Meanwhile Çeviri İspanyolca
17 parallel translation
Meanwhile, John Markoff had agreed to talk to us.
Mientras tanto, John Markoff había accedido a hablar con nosotros.
"Bu arada", biraz önce diyordum ki...
- Meanwhile... Como estaba diciendo- -
"Bu arada", hemen bakma, ama tam arkamda...

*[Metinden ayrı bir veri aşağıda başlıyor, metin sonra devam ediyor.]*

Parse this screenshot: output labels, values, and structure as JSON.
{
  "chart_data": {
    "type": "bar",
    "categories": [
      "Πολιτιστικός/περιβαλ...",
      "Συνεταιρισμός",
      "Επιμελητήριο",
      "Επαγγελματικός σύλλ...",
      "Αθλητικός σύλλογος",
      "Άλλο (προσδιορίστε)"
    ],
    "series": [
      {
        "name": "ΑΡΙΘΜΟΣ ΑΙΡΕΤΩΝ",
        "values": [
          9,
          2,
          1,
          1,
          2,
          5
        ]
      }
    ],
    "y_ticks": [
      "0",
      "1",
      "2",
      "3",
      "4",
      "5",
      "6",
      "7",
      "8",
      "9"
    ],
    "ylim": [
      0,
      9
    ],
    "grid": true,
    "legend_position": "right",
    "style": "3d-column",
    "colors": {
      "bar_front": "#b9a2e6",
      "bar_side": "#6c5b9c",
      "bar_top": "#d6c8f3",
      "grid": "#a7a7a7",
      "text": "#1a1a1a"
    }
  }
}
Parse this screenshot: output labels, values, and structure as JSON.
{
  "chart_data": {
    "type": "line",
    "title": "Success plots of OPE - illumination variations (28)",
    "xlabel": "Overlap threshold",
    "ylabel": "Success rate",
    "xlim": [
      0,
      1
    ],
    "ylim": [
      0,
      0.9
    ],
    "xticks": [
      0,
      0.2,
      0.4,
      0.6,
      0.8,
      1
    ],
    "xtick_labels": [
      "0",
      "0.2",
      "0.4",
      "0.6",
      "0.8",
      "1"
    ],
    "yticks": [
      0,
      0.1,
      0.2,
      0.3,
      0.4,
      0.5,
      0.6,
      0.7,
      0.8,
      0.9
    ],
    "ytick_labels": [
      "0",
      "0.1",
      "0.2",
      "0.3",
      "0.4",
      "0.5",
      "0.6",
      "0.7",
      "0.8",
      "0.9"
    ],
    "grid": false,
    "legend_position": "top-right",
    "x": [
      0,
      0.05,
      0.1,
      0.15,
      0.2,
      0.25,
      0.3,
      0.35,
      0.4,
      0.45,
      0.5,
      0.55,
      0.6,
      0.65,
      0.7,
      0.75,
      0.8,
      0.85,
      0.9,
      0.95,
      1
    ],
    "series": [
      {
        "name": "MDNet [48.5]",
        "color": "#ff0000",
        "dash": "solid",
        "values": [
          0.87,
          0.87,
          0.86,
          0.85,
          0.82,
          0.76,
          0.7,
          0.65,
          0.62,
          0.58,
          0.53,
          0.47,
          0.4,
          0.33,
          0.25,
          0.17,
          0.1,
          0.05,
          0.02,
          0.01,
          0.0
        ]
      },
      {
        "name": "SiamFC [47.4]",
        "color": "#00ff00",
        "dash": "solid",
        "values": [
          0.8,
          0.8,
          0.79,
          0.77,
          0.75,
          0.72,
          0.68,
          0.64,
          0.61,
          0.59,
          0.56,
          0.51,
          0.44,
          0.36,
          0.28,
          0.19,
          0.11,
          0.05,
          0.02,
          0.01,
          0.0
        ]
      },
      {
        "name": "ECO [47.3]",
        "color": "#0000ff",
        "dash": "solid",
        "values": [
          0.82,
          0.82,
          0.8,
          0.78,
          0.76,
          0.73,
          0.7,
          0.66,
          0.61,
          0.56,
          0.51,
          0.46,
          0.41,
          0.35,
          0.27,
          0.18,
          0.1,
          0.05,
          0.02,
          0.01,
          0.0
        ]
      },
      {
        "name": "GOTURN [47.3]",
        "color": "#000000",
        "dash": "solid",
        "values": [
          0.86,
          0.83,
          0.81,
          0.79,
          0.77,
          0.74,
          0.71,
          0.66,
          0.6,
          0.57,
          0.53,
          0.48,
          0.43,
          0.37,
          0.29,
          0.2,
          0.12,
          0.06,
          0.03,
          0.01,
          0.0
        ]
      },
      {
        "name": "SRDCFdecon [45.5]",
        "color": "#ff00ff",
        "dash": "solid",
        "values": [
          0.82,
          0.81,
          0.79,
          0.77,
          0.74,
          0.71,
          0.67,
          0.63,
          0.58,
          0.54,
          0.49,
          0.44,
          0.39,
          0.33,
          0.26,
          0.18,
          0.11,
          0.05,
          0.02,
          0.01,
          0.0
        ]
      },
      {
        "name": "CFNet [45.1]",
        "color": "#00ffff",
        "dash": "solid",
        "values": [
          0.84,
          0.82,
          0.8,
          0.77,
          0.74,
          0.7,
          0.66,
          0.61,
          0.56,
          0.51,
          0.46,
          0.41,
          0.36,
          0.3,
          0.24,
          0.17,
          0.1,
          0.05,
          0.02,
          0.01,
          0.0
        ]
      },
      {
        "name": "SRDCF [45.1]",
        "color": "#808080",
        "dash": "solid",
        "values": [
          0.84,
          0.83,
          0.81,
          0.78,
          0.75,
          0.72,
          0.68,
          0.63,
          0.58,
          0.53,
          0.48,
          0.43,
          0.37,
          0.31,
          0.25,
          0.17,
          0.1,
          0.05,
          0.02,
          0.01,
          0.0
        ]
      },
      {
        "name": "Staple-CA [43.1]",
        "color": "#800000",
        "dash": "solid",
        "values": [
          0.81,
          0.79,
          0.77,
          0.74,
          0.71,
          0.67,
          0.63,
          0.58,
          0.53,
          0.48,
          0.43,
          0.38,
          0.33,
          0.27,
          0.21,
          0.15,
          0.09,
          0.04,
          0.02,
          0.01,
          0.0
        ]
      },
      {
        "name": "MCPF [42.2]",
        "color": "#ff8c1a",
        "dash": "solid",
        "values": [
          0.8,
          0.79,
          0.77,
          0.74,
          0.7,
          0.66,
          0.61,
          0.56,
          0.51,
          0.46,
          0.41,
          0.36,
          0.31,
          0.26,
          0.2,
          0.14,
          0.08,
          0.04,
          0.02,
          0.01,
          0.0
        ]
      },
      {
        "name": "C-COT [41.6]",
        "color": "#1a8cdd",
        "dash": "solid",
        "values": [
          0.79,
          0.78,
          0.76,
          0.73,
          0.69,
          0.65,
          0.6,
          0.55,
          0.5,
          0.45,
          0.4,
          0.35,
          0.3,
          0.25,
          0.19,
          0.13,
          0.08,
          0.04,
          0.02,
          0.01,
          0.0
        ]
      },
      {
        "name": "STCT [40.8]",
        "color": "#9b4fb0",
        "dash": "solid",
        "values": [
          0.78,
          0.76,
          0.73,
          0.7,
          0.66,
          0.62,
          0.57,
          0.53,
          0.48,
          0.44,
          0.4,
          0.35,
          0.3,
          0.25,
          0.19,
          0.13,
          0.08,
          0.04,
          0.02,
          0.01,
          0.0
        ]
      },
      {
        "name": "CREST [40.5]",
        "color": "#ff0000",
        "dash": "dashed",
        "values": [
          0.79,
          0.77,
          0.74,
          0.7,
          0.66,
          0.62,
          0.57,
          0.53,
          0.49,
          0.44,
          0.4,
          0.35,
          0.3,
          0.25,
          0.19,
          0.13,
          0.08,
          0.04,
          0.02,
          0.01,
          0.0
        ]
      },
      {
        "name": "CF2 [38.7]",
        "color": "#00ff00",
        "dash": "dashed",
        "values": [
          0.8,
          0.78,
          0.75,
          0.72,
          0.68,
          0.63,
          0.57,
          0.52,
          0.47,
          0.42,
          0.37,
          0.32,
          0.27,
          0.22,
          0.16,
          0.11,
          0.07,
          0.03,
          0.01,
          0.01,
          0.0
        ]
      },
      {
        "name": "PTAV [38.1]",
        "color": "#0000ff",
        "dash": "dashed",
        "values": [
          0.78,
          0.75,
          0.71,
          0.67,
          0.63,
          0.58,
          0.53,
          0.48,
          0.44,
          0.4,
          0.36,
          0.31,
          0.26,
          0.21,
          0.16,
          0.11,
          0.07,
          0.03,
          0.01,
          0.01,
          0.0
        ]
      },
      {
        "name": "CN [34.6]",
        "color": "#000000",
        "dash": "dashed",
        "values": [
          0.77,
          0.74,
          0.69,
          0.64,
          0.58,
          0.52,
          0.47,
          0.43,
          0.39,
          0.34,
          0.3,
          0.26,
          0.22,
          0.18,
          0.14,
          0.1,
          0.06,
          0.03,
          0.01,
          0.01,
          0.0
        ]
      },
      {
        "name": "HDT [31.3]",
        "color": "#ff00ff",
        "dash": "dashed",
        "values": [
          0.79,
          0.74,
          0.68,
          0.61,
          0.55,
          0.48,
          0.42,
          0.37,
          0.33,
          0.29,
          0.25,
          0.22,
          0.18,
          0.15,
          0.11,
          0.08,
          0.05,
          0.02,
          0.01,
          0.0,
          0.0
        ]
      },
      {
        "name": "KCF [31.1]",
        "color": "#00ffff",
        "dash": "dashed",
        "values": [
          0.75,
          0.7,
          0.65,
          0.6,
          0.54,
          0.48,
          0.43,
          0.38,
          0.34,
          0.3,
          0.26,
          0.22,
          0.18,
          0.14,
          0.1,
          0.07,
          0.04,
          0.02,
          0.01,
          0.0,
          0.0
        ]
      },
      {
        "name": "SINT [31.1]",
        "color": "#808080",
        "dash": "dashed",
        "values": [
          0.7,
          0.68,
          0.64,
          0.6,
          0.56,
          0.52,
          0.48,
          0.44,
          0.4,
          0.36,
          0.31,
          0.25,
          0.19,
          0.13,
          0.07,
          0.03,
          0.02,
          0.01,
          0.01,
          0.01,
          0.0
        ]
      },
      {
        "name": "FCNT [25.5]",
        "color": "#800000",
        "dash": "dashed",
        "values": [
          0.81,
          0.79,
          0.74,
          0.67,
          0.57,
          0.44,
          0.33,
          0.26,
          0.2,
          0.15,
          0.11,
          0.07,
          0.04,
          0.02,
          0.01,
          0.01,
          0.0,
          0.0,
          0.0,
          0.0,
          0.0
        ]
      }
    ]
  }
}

"Meanwhile" - -, no mires ahora, pero justo detrás de mi- -
O mutlak bir "bu arada", ama ruhu yok.
Es un "meanwhile" total, y no tiene alma.
"Bu arada"...
- "Meanwhile" - -
Dennis'in bu kadar "bu arada" tanıdığını unutmuştum.
Había olvidado que Dennis conocía tantos "Meanwhile". Lo se.
Görüyorsunuz ya, Eş Kent'te yaşayabilmek için din şart.
Tienes que tener religión para vivir en Meanwhile City.
Tabii kentin de tek inançsızıydım.
Soy el único no creyente en Meanwhile City.
Eş Kent'e tanıdık yüzler gelmeye başladı.
Han aparecido caras conocidas en Meanwhile City.
Şahsiyet, Eş Kent'e geliyor.
El Individuo regresará a Meanwhile City.
Sıradaki durağımız Eş Kent Hastanesi.
Próxima parada, Hospital de Meanwhile City.
Kentin göstermelik sofularının toplanma noktası.
El archivo de fieles de Meanwhile.
Eş Kent'in varoşları.
El cuartel General de la escoria de Meanwhile.
Ne zamandır Eş Kent'tesin?
¿ Cuánto tiempo hace que está en Meanwhile City?
- Eş Kent mi?
¿ Meanwhile City?
"Meanwhile, I took a large round of wax, cut it up small with my sharp sword, I took all my men in turn and plugged their ears with it."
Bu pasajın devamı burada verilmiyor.